Entenda por que a Etiópia está prestes a entrar em uma guerra civil
Enquanto o mundo se voltava para a cobertura das eleições norte-americanas, os etíopes iniciaram um grave conflito armado na região de Tigray, no norte do país
Quase exatamente um ano depois de receber o Prêmio Nobel da Paz, o primeiro-ministro da Etiópia, Abiy Ahmed, ordenou um ataque a Tigray que pode dar início a uma guerra civil no país. Colocado no poder em 2019, Ahmed foi premiado por estabelecer a paz com a vizinha Eritreia após dois anos de guerra, além de ter implementado mudanças significativas no seu primeiro ano de governo. Entre elas está o fim de medidas repressivas, que eram comuns no governo etíope até então. O descontentamento com o governante só começou em 2020, depois que as eleições previstas para acontecer em agosto foram adiadas por tempo indeterminado sob a alegação de elas representariam um risco para o aumento de casos de coronavírus. A votação serviria para eleger um novo parlamento que, por sua vez, apontaria um novo primeiro-ministro. Entre os partidos que desaprovam a decisão está a Frente de Libertação do Povo Tigré, grupo étnico que compõe a maior parte da população do país e dá nome à região de Tigray ao norte. Descontentes com a prolongação do mandato de Abiy Ahmed, autoridades locais decidiram realizar as suas próprias eleições em setembro, que tiveram a participação de mais de dois milhões de pessoas. O governo federal não reconheceu a votação como legítima e, em retaliação, reteve os financiamentos do partido opositor. A tensão entre as partes aumentou até que, na segunda-feira, 2, o principal líder local, Debretsion Fremeichael, alertou que um conflito sangrento poderia ter início.

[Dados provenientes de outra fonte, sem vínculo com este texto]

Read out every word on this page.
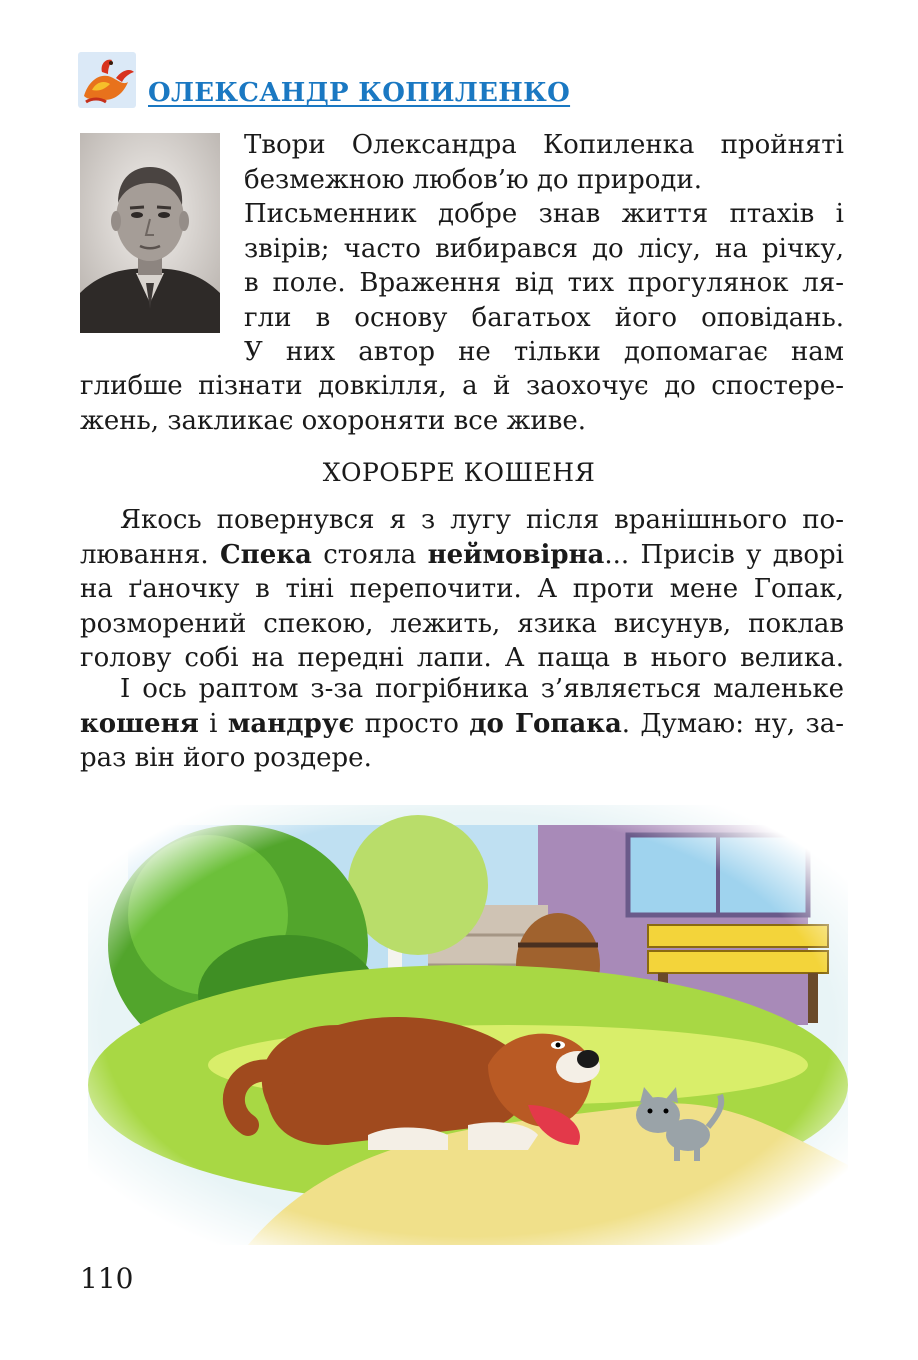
ОЛЕКСАНДР КОПИЛЕНКО
Твори Олександра Копиленка пройняті
безмежною любов’ю до природи.
Письменник добре знав життя птахів і
звірів; часто вибирався до лісу, на річку,
в поле. Враження від тих прогулянок ля-
гли в основу багатьох його оповідань.
У них автор не тільки допомагає нам
глибше пізнати довкілля, а й заохочує до спостере-
жень, закликає охороняти все живе.
ХОРОБРЕ КОШЕНЯ
Якось повернувся я з лугу після вранішнього по-
лювання. Спека стояла неймовірна... Присів у дворі
на ґаночку в тіні перепочити. А проти мене Гопак,
розморений спекою, лежить, язика висунув, поклав
голову собі на передні лапи. А паща в нього велика.
І ось раптом з-за погрібника з’являється маленьке
кошеня і мандрує просто до Гопака. Думаю: ну, за-
раз він його роздере.
110
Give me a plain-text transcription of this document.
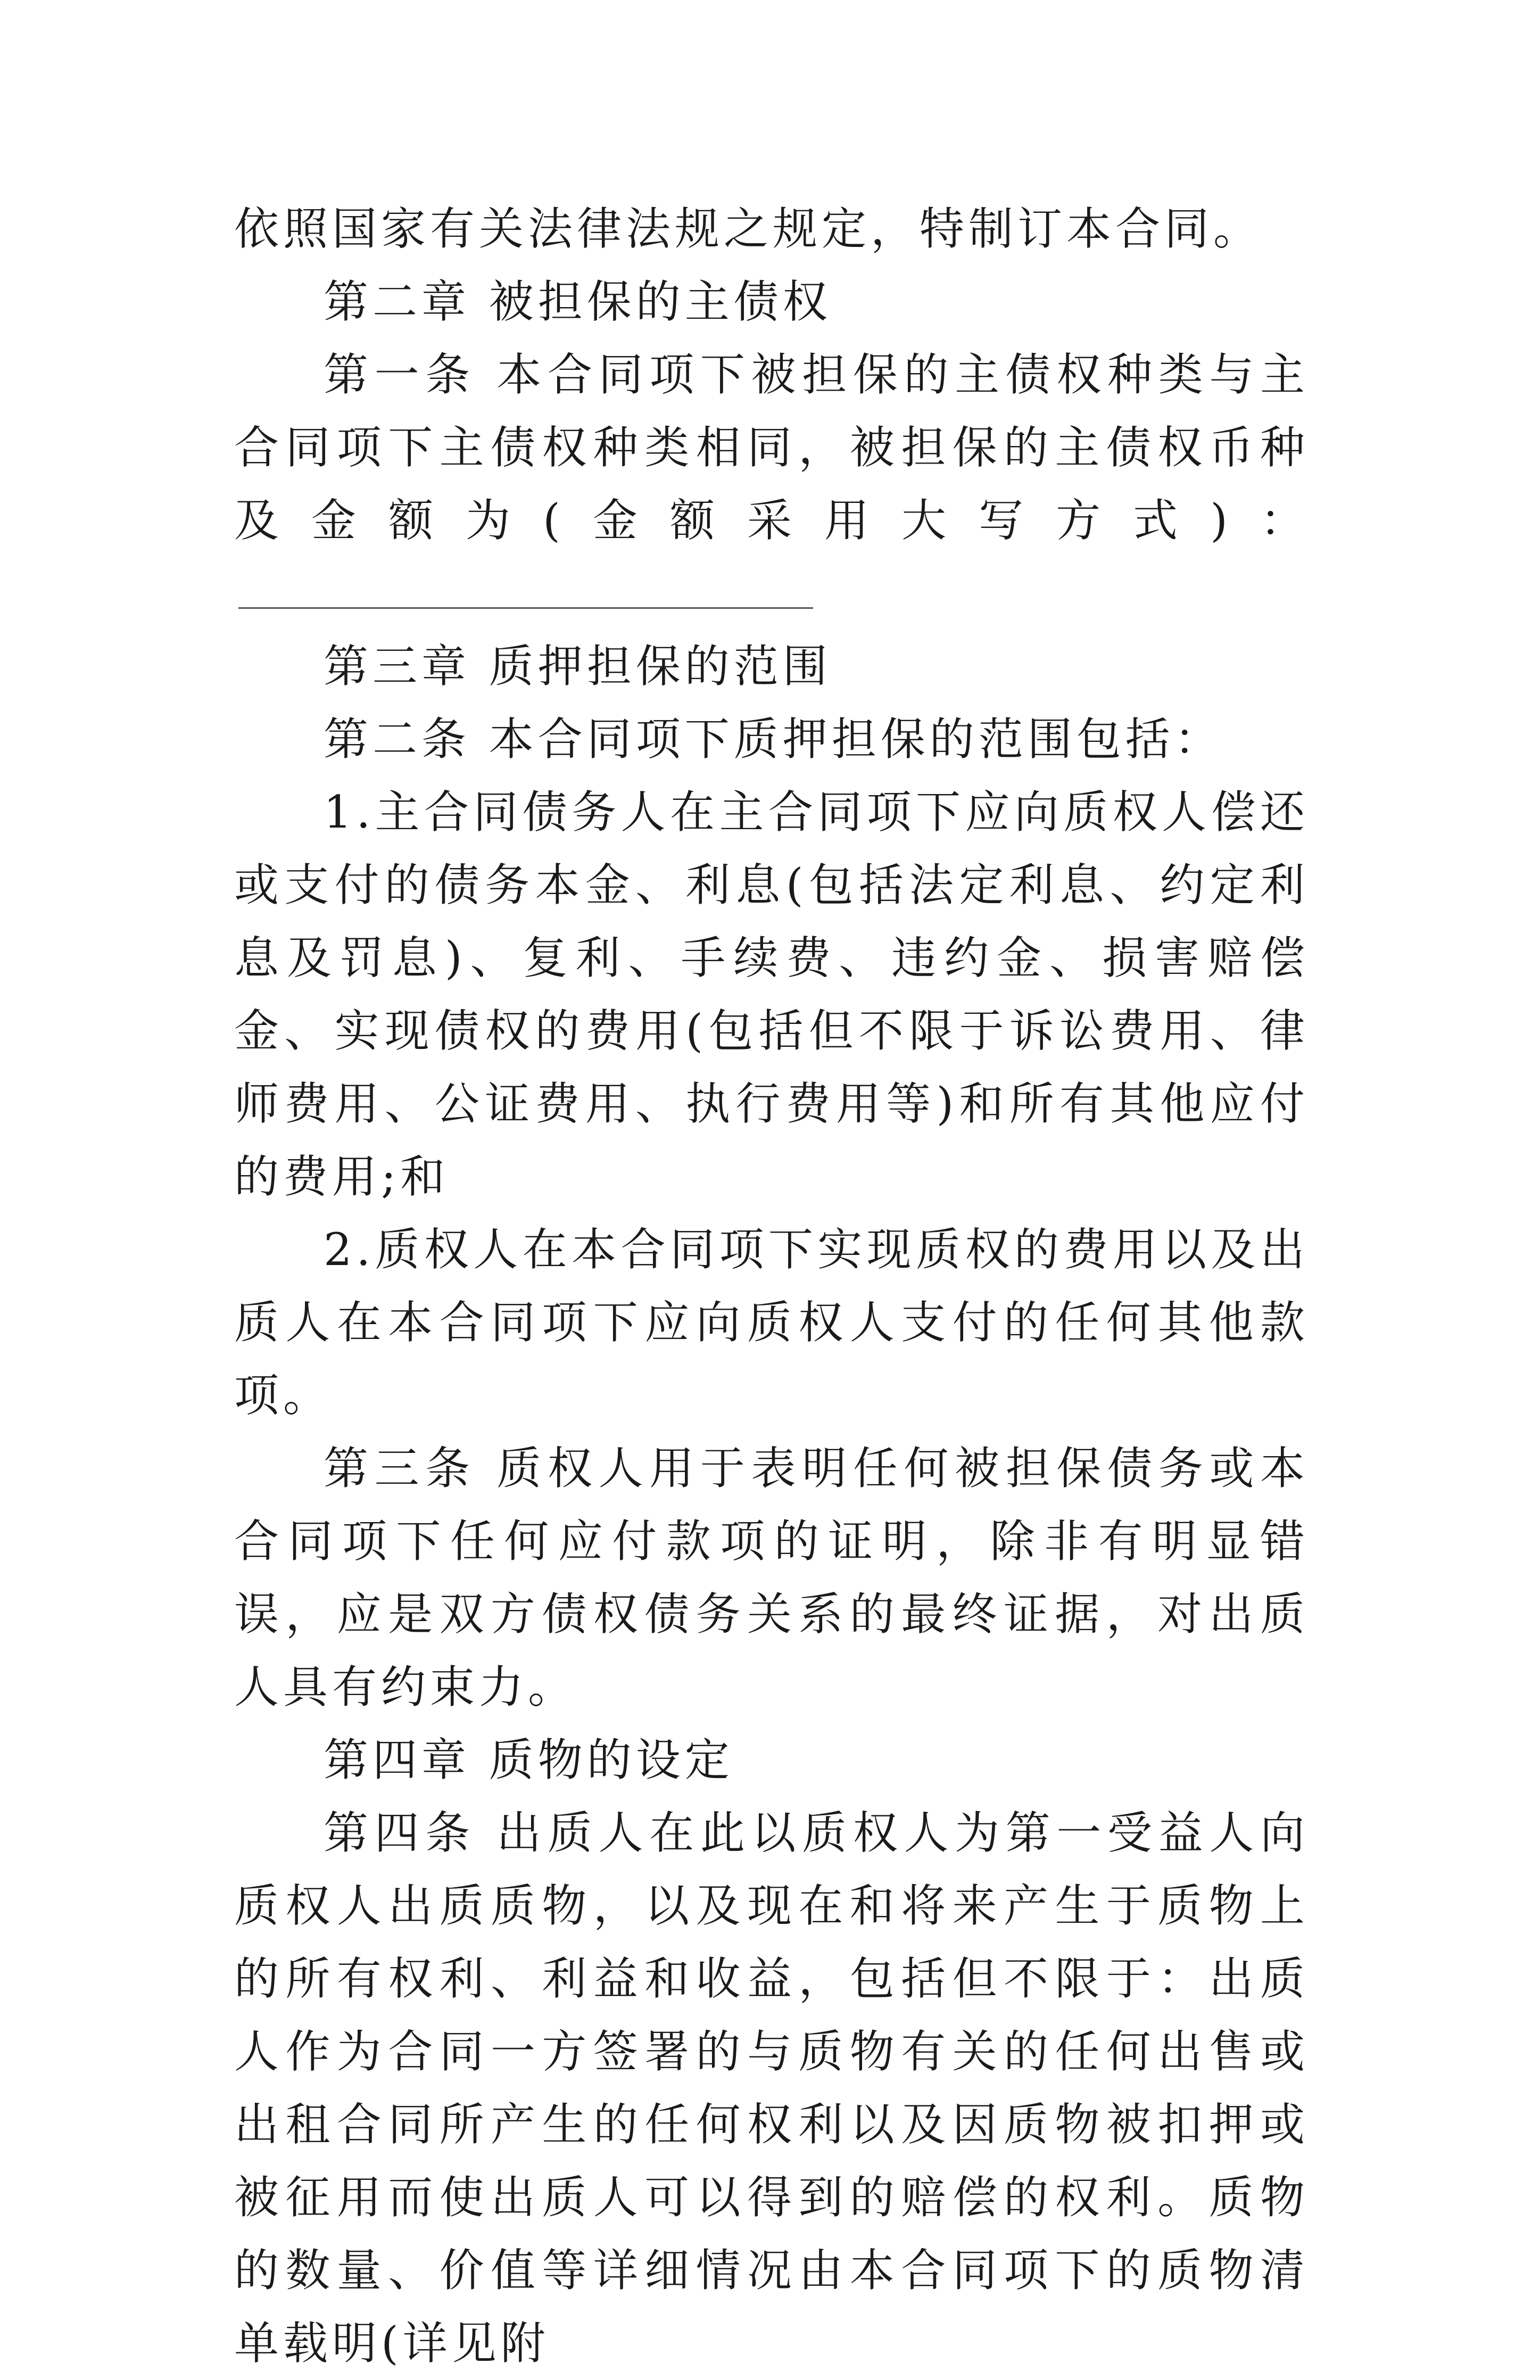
依照国家有关法律法规之规定，特制订本合同。

第二章 被担保的主债权

第一条 本合同项下被担保的主债权种类与主合同项下主债权种类相同，被担保的主债权币种及金额为(金额采用大写方式)：

第三章 质押担保的范围

第二条 本合同项下质押担保的范围包括：

1.主合同债务人在主合同项下应向质权人偿还或支付的债务本金、利息(包括法定利息、约定利息及罚息)、复利、手续费、违约金、损害赔偿金、实现债权的费用(包括但不限于诉讼费用、律师费用、公证费用、执行费用等)和所有其他应付的费用;和

2.质权人在本合同项下实现质权的费用以及出质人在本合同项下应向质权人支付的任何其他款项。

第三条 质权人用于表明任何被担保债务或本合同项下任何应付款项的证明，除非有明显错误，应是双方债权债务关系的最终证据，对出质人具有约束力。

第四章 质物的设定

第四条 出质人在此以质权人为第一受益人向质权人出质质物，以及现在和将来产生于质物上的所有权利、利益和收益，包括但不限于：出质人作为合同一方签署的与质物有关的任何出售或出租合同所产生的任何权利以及因质物被扣押或被征用而使出质人可以得到的赔偿的权利。质物的数量、价值等详细情况由本合同项下的质物清单载明(详见附
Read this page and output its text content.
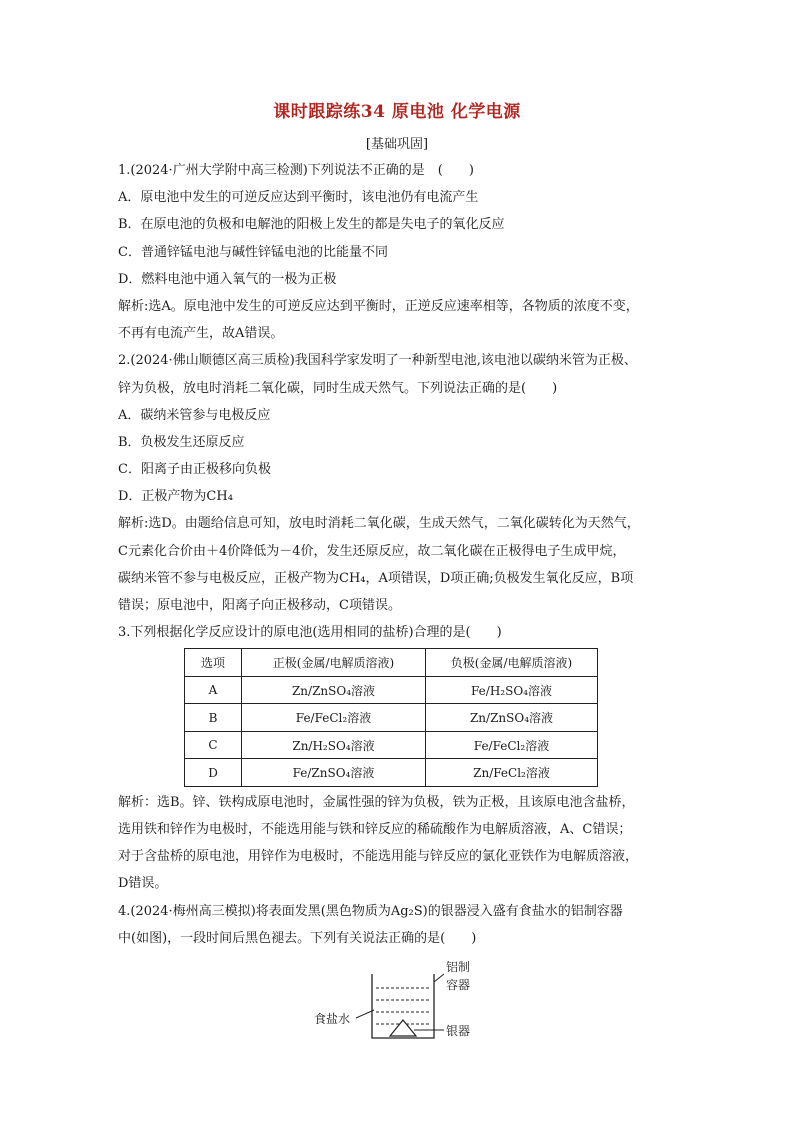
课时跟踪练34 原电池 化学电源
[基础巩固]
1.(2024·广州大学附中高三检测)下列说法不正确的是　(　　)
A．原电池中发生的可逆反应达到平衡时，该电池仍有电流产生
B．在原电池的负极和电解池的阳极上发生的都是失电子的氧化反应
C．普通锌锰电池与碱性锌锰电池的比能量不同
D．燃料电池中通入氧气的一极为正极
解析:选A。原电池中发生的可逆反应达到平衡时，正逆反应速率相等，各物质的浓度不变，
不再有电流产生，故A错误。
2.(2024·佛山顺德区高三质检)我国科学家发明了一种新型电池,该电池以碳纳米管为正极、
锌为负极，放电时消耗二氧化碳，同时生成天然气。下列说法正确的是(　　)
A．碳纳米管参与电极反应
B．负极发生还原反应
C．阳离子由正极移向负极
D．正极产物为CH₄
解析:选D。由题给信息可知，放电时消耗二氧化碳，生成天然气，二氧化碳转化为天然气，
C元素化合价由＋4价降低为－4价，发生还原反应，故二氧化碳在正极得电子生成甲烷，
碳纳米管不参与电极反应，正极产物为CH₄，A项错误，D项正确;负极发生氧化反应，B项
错误；原电池中，阳离子向正极移动，C项错误。
3.下列根据化学反应设计的原电池(选用相同的盐桥)合理的是(　　)
选项	正极(金属/电解质溶液)	负极(金属/电解质溶液)
A	Zn/ZnSO₄溶液	Fe/H₂SO₄溶液
B	Fe/FeCl₂溶液	Zn/ZnSO₄溶液
C	Zn/H₂SO₄溶液	Fe/FeCl₂溶液
D	Fe/ZnSO₄溶液	Zn/FeCl₂溶液
解析：选B。锌、铁构成原电池时，金属性强的锌为负极，铁为正极，且该原电池含盐桥，
选用铁和锌作为电极时，不能选用能与铁和锌反应的稀硫酸作为电解质溶液，A、C错误；
对于含盐桥的原电池，用锌作为电极时，不能选用能与锌反应的氯化亚铁作为电解质溶液，
D错误。
4.(2024·梅州高三模拟)将表面发黑(黑色物质为Ag₂S)的银器浸入盛有食盐水的铝制容器
中(如图)，一段时间后黑色褪去。下列有关说法正确的是(　　)
铝制
容器
食盐水
银器
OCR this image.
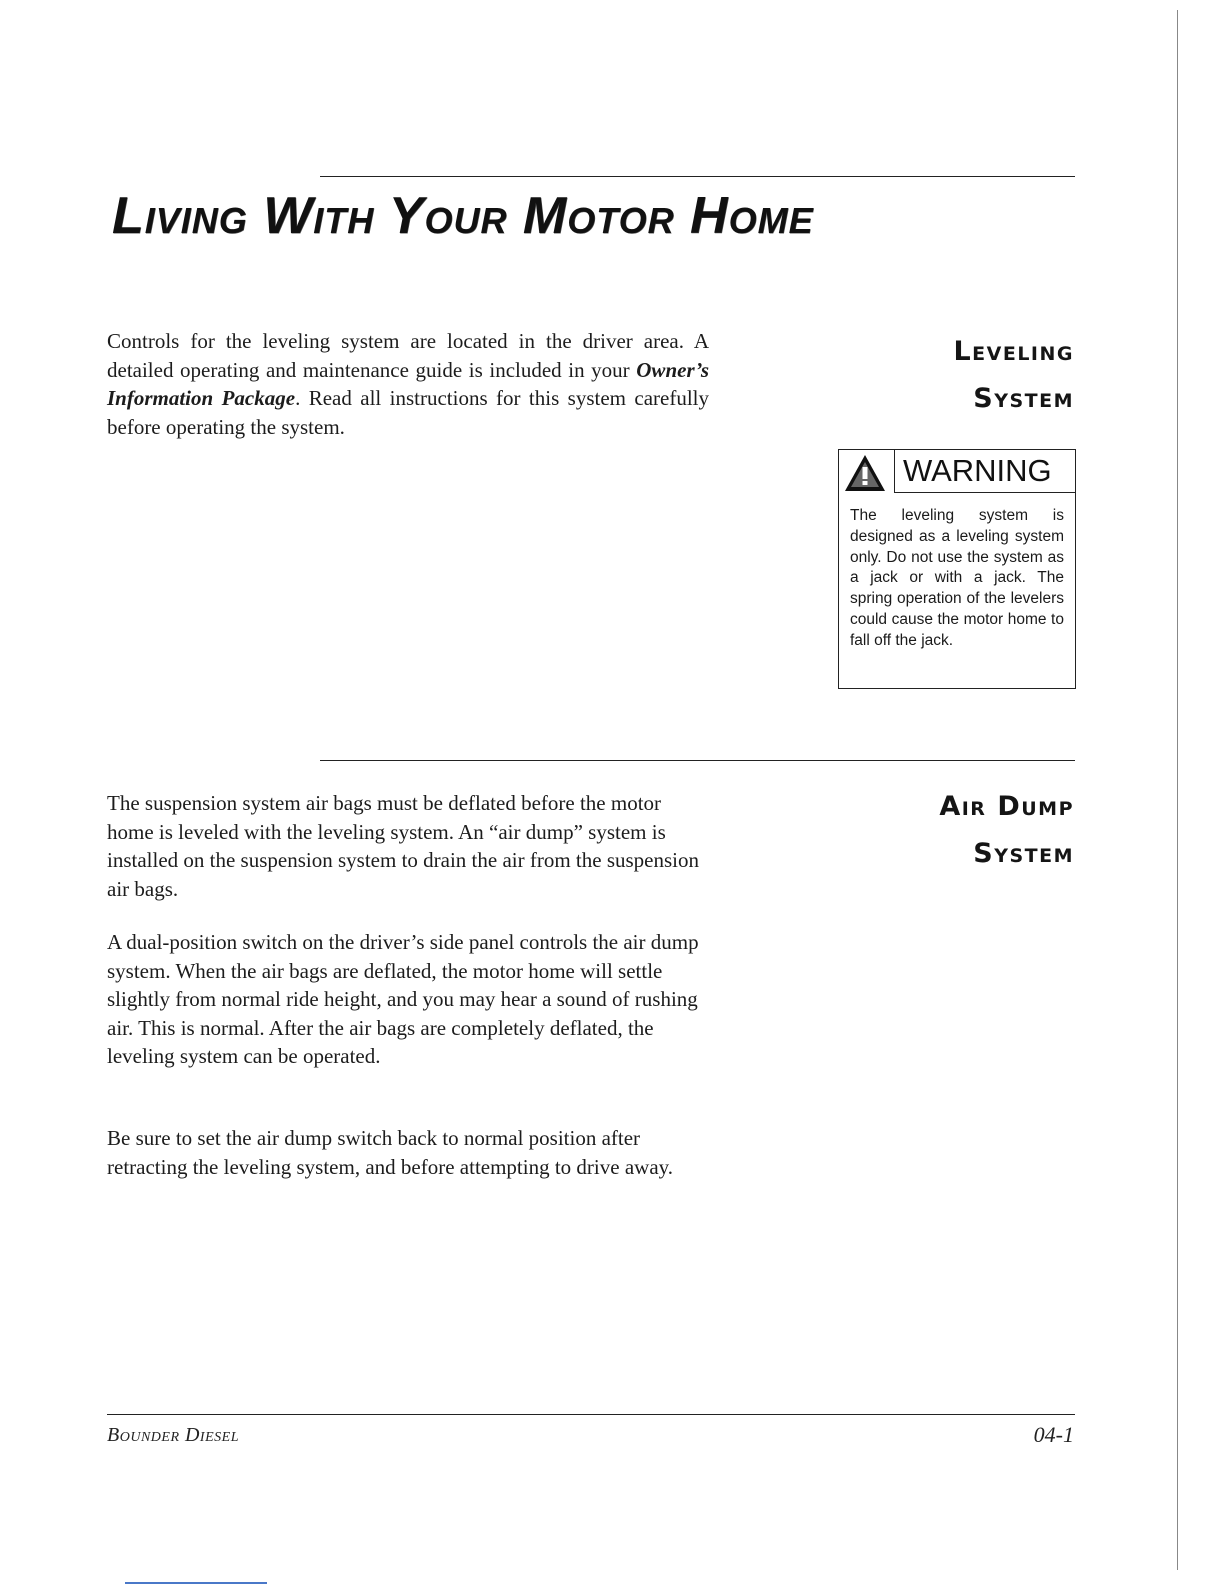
Living With Your Motor Home

Controls for the leveling system are located in the driver area. A detailed operating and maintenance guide is included in your Owner’s Information Package. Read all instructions for this system carefully before operating the system.

Leveling
System
WARNING

The leveling system is designed as a leveling system only. Do not use the system as a jack or with a jack. The spring operation of the levelers could cause the motor home to fall off the jack.

The suspension system air bags must be deflated before the motor home is leveled with the leveling system. An “air dump” system is installed on the suspension system to drain the air from the suspension air bags.

A dual-position switch on the driver’s side panel controls the air dump system. When the air bags are deflated, the motor home will settle slightly from normal ride height, and you may hear a sound of rushing air. This is normal. After the air bags are completely deflated, the leveling system can be operated.

Be sure to set the air dump switch back to normal position after retracting the leveling system, and before attempting to drive away.

Air Dump
System
Bounder Diesel	04-1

Nesta quarta, quando a mídia internacional acompanhava a apuração das eleições nos Estados Unidos, o primeiro-ministro cortou as comunicações da região e afirmou que os tigrés tinham atacado uma base militar, motivo pelo qual ele teria enviado tropas de todo o país para atacar o local. Tigray, por sua vez, afirma que essas acusações são falsas e que foi o governo federal quem começou a briga, mas que os tigrés estavam prontos para se tornarem mártires. Por ficar muito próxima da Eritreia, a região tem experiência em conflitos e conta com cerca de 250 mil soldados, conforme estima o International Crisis Group. Além disso, a Etiópia é considerada uma das nações mais bem armadas da África. Nesta sexta, a situação se agravou com o anúncio de que Abiy Ahmed havia ordenado ataques aéreos. Apesar dos números ainda serem incertos por causa da falta de comunicação com Tigray, mortes foram reportadas dos dois lados do campo de batalha. Como a Frente de Libertação do Povo Tigré afirmou que não tem interesse em negociar com o governo, a principal preocupação no momento é que o conflito se espalhe pelo país, visto que outras regiões tem pedido por mais autonomia nos últimos tempos. Casa de 80 grupos étnicos diferentes e a segunda maior população do continente, a Etiópia também tem visto a violência entre grupos crescer, o que levou o governo a restaurar algumas medidas repressivas que Abiy Ahmed foi premiado por ter deixado de lado.
Assim como muitos outros países da África, a Etiópia possui uma democracia frágil e recente. Ainda que se diferencie dos demais por ter sido continuadamente independente ao longo do tempo, sua democracia só se consolidou mesmo em 1995. Além disso, o país ainda sofre com a fome, apesar de ter 90% do PIB composto pela agricultura e ser uma das economias que mais crescem em todo continente, segundo o Fundo Monetário Internacional. O país superou a crise dos anos 1980 que levou milhões à morte, mas metade da sua população ainda tem subnutrição crônica. Uma guerra civil etíope também pode reverberar pelo continente, visto que o país é sede de várias organizações internacionais voltadas para a África, como é o caso da União Africana e da Comissão Econômica das Nações Unidas para a África.